TEKNOLOGI, Perspektif.co.id — Keluhan pengguna Android mengenai performa ponsel yang menurun setelah pembaruan sistem terbaru kembali meningkat sepanjang awal 2026. Laporan dari berbagai komunitas teknologi menunjukkan bahwa masalah ini dialami lintas merek—Samsung, Xiaomi, Oppo, Vivo, hingga Pixel—terutama setelah update Android generasi terbaru yang membawa fitur AI lebih berat dan sistem keamanan yang lebih ketat. Para analis menyebut bahwa penurunan performa ini bukan sekadar akibat usia perangkat, tetapi juga perubahan arsitektur Android yang kini lebih kompleks dan membutuhkan manajemen sistem yang lebih disiplin.
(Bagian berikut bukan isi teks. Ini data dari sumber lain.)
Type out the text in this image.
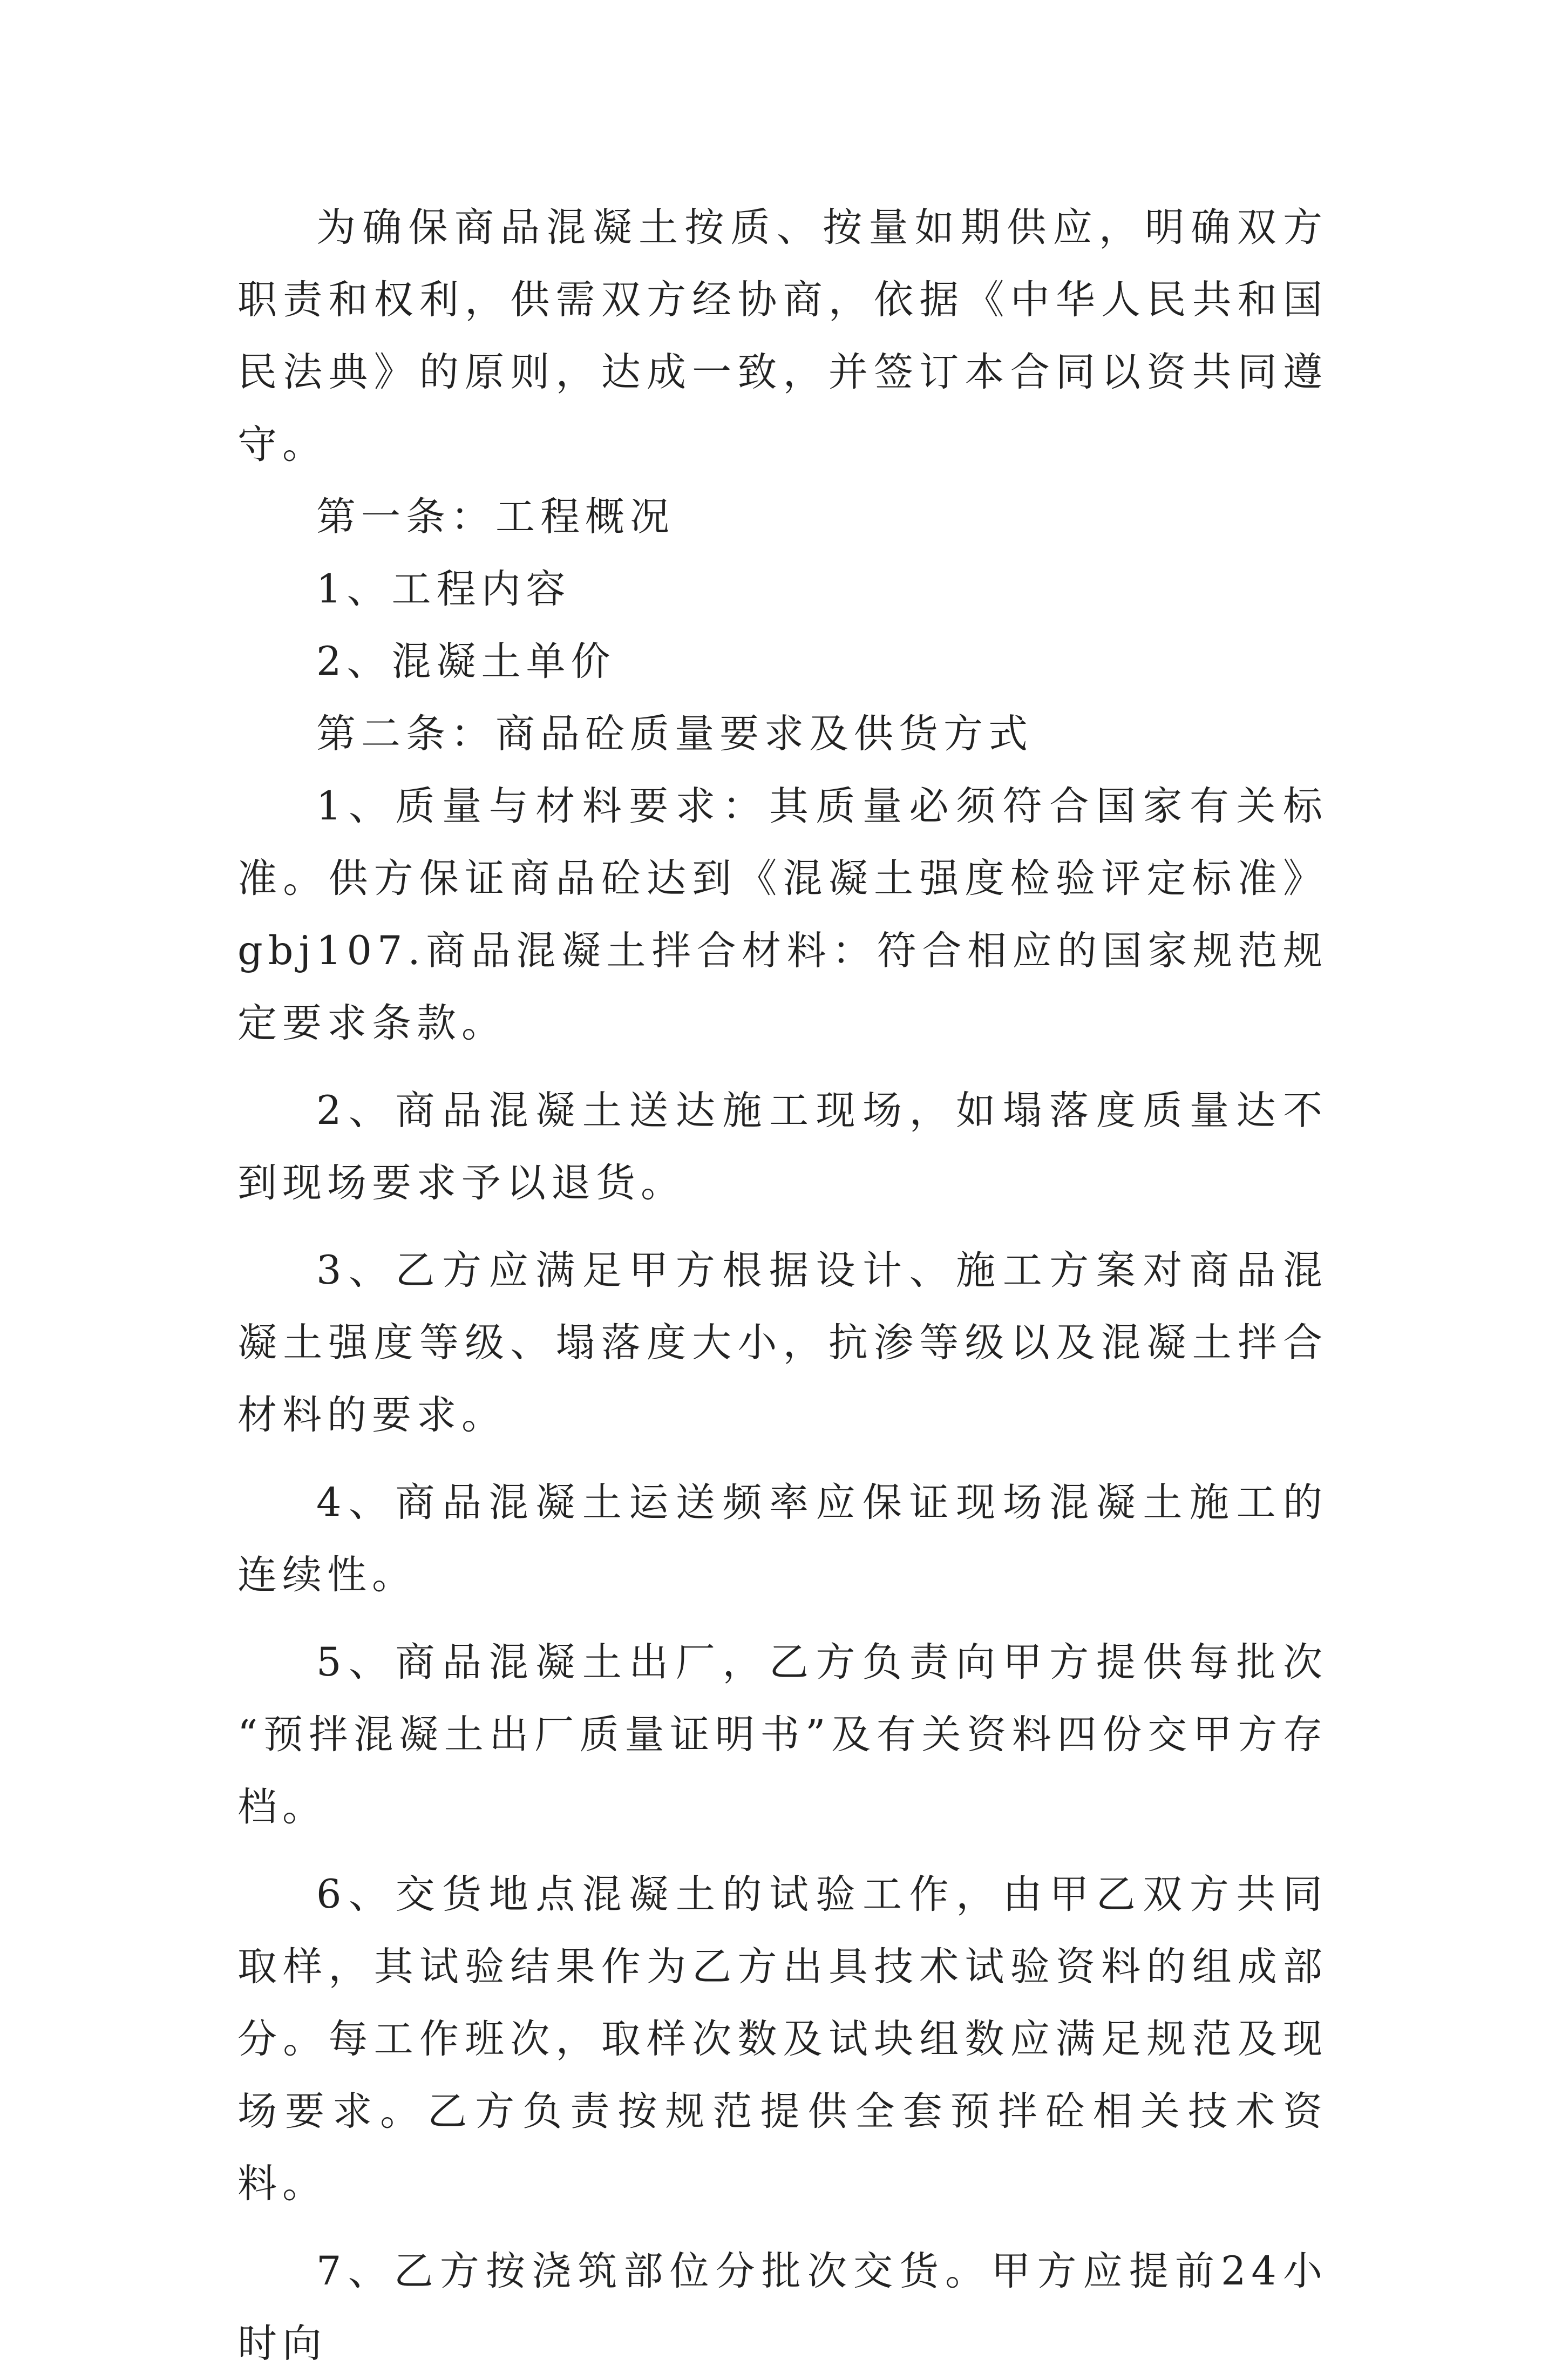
为确保商品混凝土按质、按量如期供应，明确双方职责和权利，供需双方经协商，依据《中华人民共和国民法典》的原则，达成一致，并签订本合同以资共同遵守。

第一条：工程概况

1、工程内容

2、混凝土单价

第二条：商品砼质量要求及供货方式

1、质量与材料要求：其质量必须符合国家有关标准。供方保证商品砼达到《混凝土强度检验评定标准》gbj107.商品混凝土拌合材料：符合相应的国家规范规定要求条款。

2、商品混凝土送达施工现场，如塌落度质量达不到现场要求予以退货。

3、乙方应满足甲方根据设计、施工方案对商品混凝土强度等级、塌落度大小，抗渗等级以及混凝土拌合材料的要求。

4、商品混凝土运送频率应保证现场混凝土施工的连续性。

5、商品混凝土出厂，乙方负责向甲方提供每批次 “预拌混凝土出厂质量证明书”及有关资料四份交甲方存档。

6、交货地点混凝土的试验工作，由甲乙双方共同取样，其试验结果作为乙方出具技术试验资料的组成部分。每工作班次，取样次数及试块组数应满足规范及现场要求。乙方负责按规范提供全套预拌砼相关技术资料。

7、乙方按浇筑部位分批次交货。甲方应提前24小时向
Menurut laporan Ponsel Pintar Info, banyak pengguna tidak menyadari bahwa Android versi terbaru menyimpan puluhan fitur tersembunyi yang dapat meningkatkan performa secara signifikan jika diaktifkan atau dikonfigurasi dengan benar. Artikel tersebut menyoroti bahwa sebagian besar masalah seperti ponsel lemot, baterai boros, dan memori cepat penuh dapat diatasi melalui langkah optimalisasi sederhana yang sering diabaikan.
“Perangkat lemot dan baterai boros bukan hal yang harus diterima pengguna. Banyak trik bawaan Android yang sebenarnya sangat efektif jika digunakan dengan benar,” tulis laporan itu.
Android 2026 juga membawa peningkatan besar pada AI prediktif, keamanan izin aplikasi, mode gelap otomatis, navigasi gestur, hingga fitur produktivitas seperti Focus Mode dan Live Caption. Namun, fitur-fitur ini membutuhkan ruang penyimpanan yang cukup dan aplikasi yang sudah diperbarui agar berjalan optimal. Jika tidak, sistem akan memaksa proses latar belakang bekerja lebih keras, yang justru memperlambat perangkat.
“Setiap pembaruan Android membawa peningkatan performa, tetapi aplikasi lama yang tidak kompatibel dapat menyebabkan bottleneck,” tulis laporan Android Terbaru.
Para pakar juga menekankan bahwa optimalisasi manual tetap penting, terutama bagi pengguna perangkat kelas menengah yang tidak memiliki RAM besar atau penyimpanan luas. Artikel dari Tutorial Pengguna menegaskan bahwa banyak perangkat dapat kembali responsif tanpa perlu upgrade mahal, selama pengguna memahami cara mengelola aplikasi latar belakang, pembaruan, dan penyimpanan internal.
“Menonaktifkan aplikasi yang tidak digunakan dan mengelola program background sering kali memberikan dampak yang lebih besar daripada membeli perangkat baru,” tulis laporan tersebut.
Berdasarkan analisis dari berbagai sumber, berikut langkah optimalisasi yang paling efektif untuk Android versi terbaru:
1. Restart rutin 2–3 kali seminggu untuk membersihkan RAM dan cache sementara.
2. Hapus atau nonaktifkan aplikasi yang jarang digunakan, terutama yang berjalan otomatis di background.
3. Bersihkan cache aplikasi secara berkala, terutama aplikasi media sosial dan browser.
4. Aktifkan Developer Options dan turunkan animasi ke 0.5x agar UI terasa lebih cepat.
5. Perbarui aplikasi dan sistem segera setelah patch tersedia untuk kompatibilitas AI dan keamanan.
6. Gunakan fitur bawaan seperti Focus Mode, Smart Reply, dan Sound Amplifier untuk efisiensi penggunaan.
7. Pastikan penyimpanan tidak penuh, sisakan minimal 15–20% ruang kosong agar indexing dan AI berjalan lancar.
Dengan meningkatnya ketergantungan Android pada AI on‑device dan fitur keamanan real‑time, optimalisasi manual diprediksi menjadi kebutuhan rutin bagi pengguna. Para analis memperkirakan bahwa perangkat yang dikelola dengan benar dapat mempertahankan performa optimal hingga beberapa tahun tanpa perlu upgrade besar.